At 8:08 PM, Anonymous Anonymous said...

Right, Holmgren is such a bad coach that his team moved up and down the field at will on the "tough, physical Steeler defense" that everyone heard about ad nauseum until the game finally started. The two biggest playmakers on that defense (Polamalu and Porter) were largely missing - I'm sure it had nothing to do with Holmgren's gameplan. The reason Seattle couldn't score in the red zone is because the officials kept kicking them out of it when they would get in.

 
At 8:32 PM, Blogger JS said...

I'm a Steelers fan...so I'm not unbiased here. But, to me, what you talk about--the Seahawks moving up and down the field w/o scoring--has a lot to do with gameplanning. Every Steelers playoff game saw the other side moving the ball by passing. The Steelers seem to allow these short passing routines in order to lull the other side into an indentifiable pattern, which the Steelers then exploit. Look, there were a couple bad calls, but the Seahawks punted way more than they were "kicked out of the endzone." To me, that's the sign of a team that falls apart in scoring position.

 
At 12:17 PM, Anonymous Anonymous said...

No.....first guy, you are wrong...

Seattle had to stop running to porter's side. That's also seattles stronger side with Walter Jones. Porter busted up plays by forcing overrated Alexander (who dropped 3 passes- 2 less than stevens) inside the gap.

Once they went outside Clark haggans and James Harrison were on the other side.

Troy dropped into pretty good pass coverage all night, until he gave up the TD pass on an illegal screen by your slot wideout.

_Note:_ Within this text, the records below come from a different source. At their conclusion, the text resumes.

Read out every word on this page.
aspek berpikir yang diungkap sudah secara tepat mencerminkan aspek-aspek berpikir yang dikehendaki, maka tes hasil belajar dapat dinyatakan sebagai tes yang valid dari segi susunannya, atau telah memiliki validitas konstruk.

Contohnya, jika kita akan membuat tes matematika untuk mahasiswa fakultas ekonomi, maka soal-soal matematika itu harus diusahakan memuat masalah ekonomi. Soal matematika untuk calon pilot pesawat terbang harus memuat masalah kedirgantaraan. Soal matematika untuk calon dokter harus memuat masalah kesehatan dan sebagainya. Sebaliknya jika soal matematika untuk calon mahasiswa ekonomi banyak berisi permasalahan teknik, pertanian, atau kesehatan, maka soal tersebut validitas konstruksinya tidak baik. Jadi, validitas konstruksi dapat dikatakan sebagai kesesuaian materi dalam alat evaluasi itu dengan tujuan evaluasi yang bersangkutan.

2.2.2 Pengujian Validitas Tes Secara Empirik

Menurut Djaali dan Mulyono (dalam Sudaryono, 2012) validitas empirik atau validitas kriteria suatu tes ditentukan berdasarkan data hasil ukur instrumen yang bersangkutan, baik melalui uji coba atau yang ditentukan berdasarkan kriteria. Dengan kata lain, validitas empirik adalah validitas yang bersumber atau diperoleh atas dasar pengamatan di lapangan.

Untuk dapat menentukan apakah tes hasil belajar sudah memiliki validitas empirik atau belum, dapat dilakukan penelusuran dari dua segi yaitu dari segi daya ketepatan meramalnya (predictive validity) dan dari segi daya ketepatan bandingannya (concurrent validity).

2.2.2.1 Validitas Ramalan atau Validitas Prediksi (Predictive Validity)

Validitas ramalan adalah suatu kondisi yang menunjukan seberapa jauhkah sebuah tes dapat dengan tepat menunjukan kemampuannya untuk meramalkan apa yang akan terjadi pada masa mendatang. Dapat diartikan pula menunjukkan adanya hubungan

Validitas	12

Your team isnt very good and you lost....

now you are making fools out of yourselves the first time you get in the spotlight. losing the Superbowl is hard enough, why make it worse?

Are the Steelers physical? Ask that wet noodle Linebacker of yours who got folded up like a sack of crap by Alana Faneca.

SCS

 
At 5:32 PM, Anonymous Anonymous said...

Holmgren's failure as a coach was best highlighted by the ending drives of both halves. Each was dismal, in play calling, time management, and execution.

The Steelers seemed to have no offensive gameplan in the first half, but adapted and made the plays when they had to. When the pressure was on Seattle, they completely chocked. The responsibility for the utter team failures in the two-minute drills to competently attempt moving the ball while preserving time falls sqaurely on the coach's shoulders.